In another study, Kirschneck et al. translated concepts of disability evaluation to ICF categories by linking medical reports from claimants with low back pain and chronic widespread pain and compared them with the existing core set of these conditions [13]. The preliminary results of the study show consistency between the pre-existing core sets and the medical reports in Germany [44].

In a third study, we tested the potential of applicability the ICF core sets of low back pain and chronic pain in disability evaluation in Switzerland [45]. We studied 72 medical reports from claimants with low back pain/chronic widespread pain and linked those to the ICF categories.

In a fourth study, Linden et al. have tested an ICF-based instrument to assess functional incapacity in patients with mental health problems [46]. The instrument probes on 13 items of the ICF-component ‘activity and participation’ that are commonly affected in patients with mental disease (e.g. endurance or self-assertiveness).

Summary

We determined how and to what extent the ICF could capture the medical reports of disability evaluation by defining the key aspects of the disability evaluation and relating them to the framework and the definitions of the ICF.

When evaluating work disability, the medical expert describes the claimant‘s health condition and functional limitations, socio-medical history, feasible interventions and prognosis and relates his/her findings to the requirements of the social insurance scheme. The ICF framework seems to reflect the view of the modern medical expert, especially with regard to functional capacity. However, the framework does not incorporate certain critical elements of a disability evaluation such as the dynamic time perspective or the restricted causal connection between functional capacity and the health condition. The ICF definitions enable the medical expert to report systematically about health aspects and actual functional capacity, and to a lesser extent, work characteristics.

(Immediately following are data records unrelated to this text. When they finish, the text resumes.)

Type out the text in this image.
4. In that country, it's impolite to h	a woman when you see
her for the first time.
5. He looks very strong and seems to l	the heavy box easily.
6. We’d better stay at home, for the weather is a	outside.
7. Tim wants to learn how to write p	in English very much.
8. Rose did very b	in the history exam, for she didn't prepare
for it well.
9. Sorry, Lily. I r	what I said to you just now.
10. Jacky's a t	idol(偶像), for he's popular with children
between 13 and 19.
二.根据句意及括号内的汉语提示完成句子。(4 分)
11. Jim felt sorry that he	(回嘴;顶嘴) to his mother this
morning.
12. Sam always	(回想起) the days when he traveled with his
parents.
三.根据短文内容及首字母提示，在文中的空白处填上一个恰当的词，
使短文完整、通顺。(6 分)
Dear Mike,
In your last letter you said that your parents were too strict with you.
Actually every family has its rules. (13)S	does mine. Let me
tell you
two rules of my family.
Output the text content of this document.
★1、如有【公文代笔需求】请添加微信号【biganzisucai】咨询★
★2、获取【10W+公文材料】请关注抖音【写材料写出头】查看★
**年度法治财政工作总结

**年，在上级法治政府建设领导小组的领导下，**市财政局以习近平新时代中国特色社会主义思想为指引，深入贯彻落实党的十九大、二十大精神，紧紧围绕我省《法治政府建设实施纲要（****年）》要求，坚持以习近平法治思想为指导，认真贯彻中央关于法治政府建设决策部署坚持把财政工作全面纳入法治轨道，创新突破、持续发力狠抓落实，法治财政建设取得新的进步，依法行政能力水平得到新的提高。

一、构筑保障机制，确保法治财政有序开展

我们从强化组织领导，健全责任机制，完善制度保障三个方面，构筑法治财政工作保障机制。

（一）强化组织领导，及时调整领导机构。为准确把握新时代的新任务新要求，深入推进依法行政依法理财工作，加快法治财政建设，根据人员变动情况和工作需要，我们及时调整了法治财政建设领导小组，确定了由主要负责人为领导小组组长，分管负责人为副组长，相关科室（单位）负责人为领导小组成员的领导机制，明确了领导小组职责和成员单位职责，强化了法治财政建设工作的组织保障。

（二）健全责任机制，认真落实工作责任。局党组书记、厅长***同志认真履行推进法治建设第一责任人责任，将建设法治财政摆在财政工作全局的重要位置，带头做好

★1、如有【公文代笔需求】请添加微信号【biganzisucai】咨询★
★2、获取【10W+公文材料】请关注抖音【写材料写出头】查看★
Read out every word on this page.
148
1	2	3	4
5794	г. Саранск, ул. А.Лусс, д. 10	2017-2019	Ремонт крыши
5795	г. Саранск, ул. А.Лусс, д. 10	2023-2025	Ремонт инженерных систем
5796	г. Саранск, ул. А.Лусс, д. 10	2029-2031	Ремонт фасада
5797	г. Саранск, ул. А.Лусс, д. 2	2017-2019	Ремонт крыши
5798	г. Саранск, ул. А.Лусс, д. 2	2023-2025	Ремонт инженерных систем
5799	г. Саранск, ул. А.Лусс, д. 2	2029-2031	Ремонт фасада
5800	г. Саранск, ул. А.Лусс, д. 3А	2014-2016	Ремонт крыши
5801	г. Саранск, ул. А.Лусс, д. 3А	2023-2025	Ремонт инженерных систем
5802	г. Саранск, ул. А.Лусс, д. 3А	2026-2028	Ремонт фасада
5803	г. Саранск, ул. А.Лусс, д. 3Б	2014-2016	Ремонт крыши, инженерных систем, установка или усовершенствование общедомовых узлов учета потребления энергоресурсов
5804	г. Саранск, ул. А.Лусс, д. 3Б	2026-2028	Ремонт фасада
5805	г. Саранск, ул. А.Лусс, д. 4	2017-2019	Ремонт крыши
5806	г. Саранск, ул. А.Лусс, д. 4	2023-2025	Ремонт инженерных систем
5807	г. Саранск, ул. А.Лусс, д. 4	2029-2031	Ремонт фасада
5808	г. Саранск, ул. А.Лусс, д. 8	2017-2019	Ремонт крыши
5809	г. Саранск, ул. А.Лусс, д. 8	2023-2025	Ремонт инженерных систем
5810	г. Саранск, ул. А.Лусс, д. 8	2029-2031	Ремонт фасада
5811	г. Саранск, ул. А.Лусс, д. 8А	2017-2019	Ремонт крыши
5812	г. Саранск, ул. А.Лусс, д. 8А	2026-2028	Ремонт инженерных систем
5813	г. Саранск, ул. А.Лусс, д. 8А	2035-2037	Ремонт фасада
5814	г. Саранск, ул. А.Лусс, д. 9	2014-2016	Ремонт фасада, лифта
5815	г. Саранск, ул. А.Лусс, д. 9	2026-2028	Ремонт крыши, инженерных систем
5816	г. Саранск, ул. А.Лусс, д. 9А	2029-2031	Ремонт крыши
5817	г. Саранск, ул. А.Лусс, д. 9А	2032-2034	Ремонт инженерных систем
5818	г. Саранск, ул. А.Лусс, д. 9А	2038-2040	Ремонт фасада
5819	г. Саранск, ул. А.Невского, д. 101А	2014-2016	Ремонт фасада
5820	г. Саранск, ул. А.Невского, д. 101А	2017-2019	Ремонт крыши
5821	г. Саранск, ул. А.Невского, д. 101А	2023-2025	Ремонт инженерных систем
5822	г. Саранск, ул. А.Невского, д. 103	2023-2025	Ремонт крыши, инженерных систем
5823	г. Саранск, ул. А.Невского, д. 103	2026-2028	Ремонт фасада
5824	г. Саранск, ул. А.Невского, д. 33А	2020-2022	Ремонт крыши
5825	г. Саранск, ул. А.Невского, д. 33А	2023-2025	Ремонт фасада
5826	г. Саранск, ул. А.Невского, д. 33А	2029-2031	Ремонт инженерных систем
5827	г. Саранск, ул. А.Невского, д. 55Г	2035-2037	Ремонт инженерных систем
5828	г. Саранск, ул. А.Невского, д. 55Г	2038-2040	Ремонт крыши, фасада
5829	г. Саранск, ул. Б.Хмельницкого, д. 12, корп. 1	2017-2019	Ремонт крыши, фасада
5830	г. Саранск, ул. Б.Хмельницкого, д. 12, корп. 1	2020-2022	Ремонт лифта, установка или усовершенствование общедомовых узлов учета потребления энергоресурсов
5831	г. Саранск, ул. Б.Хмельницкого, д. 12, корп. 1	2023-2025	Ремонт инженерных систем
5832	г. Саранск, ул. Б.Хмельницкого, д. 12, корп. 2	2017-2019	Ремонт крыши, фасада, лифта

The ICF might provide useful concepts and definitions, especially in countries where medical examiners do not describe functional capacity in a structured manner [6].

Before advancing with applied research around the optimal use of the ICF in disability evaluation, the professional community needs to specify its expectations: in what way should the ICF framework and the classification be used to express a claimant’s functional capacity? How could the application of the ICF improve the medical report? What additional benefit would an ICF-based functional capacity assessment provide to the professionals who perform the disability evaluation, to the administrators in the social insurances who use the results, and to researchers who want to support disability evaluation with evidence? On-going research indicates the potential of the ICF to express functional capacity in disability evaluation.